It’s odd, living in a remote, predominantly Mormon town, and seeing the local items that draw national attention.
Today, it’s this. I draw your attention to the following part:
Parents and faculty members had asked police to bring a K-9 to the scene before the bus departed to check students' bags for drugs.
Who was on the bus?
About 100 students from Canyon View High School in southern Utah had just graduated Thursday night and boarded the charter bus for their senior trip …
Where were they going?
… A bus full of recent Utah high school graduates headed to Disneyland …
Here’s what I wonder.
- Was there probably cause? If so, why wasn’t it mentioned?
- No doubt parents had to sign permission slips. Were they informed that this included submitting their kids to a search with dogs?
I’m all for parents policing the actions of their children, and schools avoiding legal liability. But, bringing the government in to do this under these circumstances violated the spirit of the First and Fourth Amendments.*
Also, what does this say about local students? About 80% are LDS. In this area, those who are not LDS are often immigrants who are unlikely to be able to afford a school trip. They were going to Disneyland. Have our moral borderlines shifted so far that we don’t see a problem presuming that a group of predominantly well-off Mormon kids going to Disneyland are violating the law?
Oh yeah … and who do you think they caught? The bus driver (queue Simpsons’ joke) … the local paper contained no reports of kids having drugs (although with Utah leading the nation in prescription drug abuse, this is kind of surprising). No kudos to the legacy media, who decided the most interesting thing about this event is that a bus driver was caught.

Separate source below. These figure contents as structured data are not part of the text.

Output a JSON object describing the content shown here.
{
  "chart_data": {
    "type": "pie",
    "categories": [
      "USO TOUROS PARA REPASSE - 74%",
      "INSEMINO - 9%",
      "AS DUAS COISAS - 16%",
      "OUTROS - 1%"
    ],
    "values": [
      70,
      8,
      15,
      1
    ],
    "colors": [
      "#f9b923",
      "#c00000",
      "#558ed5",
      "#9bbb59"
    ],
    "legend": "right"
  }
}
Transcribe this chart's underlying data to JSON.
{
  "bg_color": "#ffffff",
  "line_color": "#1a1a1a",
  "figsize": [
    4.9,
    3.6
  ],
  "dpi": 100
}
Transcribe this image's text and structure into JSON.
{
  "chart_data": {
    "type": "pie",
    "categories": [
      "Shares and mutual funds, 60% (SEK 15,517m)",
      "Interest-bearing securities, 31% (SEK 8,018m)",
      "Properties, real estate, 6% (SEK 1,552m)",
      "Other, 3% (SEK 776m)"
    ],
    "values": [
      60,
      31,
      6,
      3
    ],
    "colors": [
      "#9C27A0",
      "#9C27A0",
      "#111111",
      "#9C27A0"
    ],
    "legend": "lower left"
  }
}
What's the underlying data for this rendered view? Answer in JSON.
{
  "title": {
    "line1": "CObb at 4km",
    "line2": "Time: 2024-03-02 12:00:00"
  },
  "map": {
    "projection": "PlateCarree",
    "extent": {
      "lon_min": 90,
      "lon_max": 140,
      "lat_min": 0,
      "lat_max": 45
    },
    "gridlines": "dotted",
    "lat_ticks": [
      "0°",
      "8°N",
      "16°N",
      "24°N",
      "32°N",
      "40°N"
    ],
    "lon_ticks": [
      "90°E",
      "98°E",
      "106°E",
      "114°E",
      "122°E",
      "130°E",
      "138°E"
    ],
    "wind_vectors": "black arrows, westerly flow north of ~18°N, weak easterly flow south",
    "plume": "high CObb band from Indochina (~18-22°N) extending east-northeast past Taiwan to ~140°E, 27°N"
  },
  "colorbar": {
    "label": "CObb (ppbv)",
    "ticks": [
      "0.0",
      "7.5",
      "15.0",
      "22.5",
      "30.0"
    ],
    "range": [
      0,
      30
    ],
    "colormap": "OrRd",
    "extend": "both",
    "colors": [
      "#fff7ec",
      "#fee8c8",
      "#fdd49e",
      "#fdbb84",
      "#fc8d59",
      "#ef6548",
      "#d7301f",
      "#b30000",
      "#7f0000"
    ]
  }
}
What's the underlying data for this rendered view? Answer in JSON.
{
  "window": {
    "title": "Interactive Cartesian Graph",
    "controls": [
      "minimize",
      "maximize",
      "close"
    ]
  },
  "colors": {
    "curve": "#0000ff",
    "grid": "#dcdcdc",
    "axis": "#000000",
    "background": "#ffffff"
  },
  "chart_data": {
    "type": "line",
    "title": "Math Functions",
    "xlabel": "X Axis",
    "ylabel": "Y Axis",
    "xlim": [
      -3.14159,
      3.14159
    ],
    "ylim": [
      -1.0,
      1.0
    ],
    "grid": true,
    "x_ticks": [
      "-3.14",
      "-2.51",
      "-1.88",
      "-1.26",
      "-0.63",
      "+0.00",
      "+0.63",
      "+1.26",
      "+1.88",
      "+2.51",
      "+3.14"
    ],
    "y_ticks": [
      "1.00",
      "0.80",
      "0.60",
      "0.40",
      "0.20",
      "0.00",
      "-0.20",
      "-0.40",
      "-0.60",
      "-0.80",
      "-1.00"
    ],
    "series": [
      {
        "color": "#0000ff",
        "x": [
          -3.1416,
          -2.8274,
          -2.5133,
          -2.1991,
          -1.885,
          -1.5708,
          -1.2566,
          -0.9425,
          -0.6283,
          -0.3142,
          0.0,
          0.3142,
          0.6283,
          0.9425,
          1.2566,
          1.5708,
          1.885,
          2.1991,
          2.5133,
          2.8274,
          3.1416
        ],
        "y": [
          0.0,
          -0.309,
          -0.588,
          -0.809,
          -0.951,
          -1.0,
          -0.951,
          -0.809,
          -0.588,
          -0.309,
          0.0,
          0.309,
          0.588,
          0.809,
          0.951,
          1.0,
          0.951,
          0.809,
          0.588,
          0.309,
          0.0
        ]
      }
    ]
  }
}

* The First Amendment reads: Congress shall make no law respecting an establishment of religion, or prohibiting the free exercise thereof; or abridging the freedom of speech, or of the press; or the right of the people peaceably to assemble, and to petition the Government for a redress of grievances. So, technically this would only be a violation if Congress passed a law saying that assembling for a school trip to Disneyland was a problem, thus a violation in spirit.
The Fourth Amendment reads: The right of the people to be secure in their persons, houses, papers, and effects, against unreasonable searches and seizures, shall not be violated, and no Warrants shall issue, but upon probable cause, supported by Oath or affirmation, and particularly describing the place to be searched, and the persons or things to be seized. I’m not sure that this case doesn’t go beyond a violation in spirit to just a plain violation. Is it unreasonable for parents and teachers to ask the police to use dogs to search a bus full of kids without probable cause (other than they’re teenagers, and there’s a high probability of finding something)? I would say no.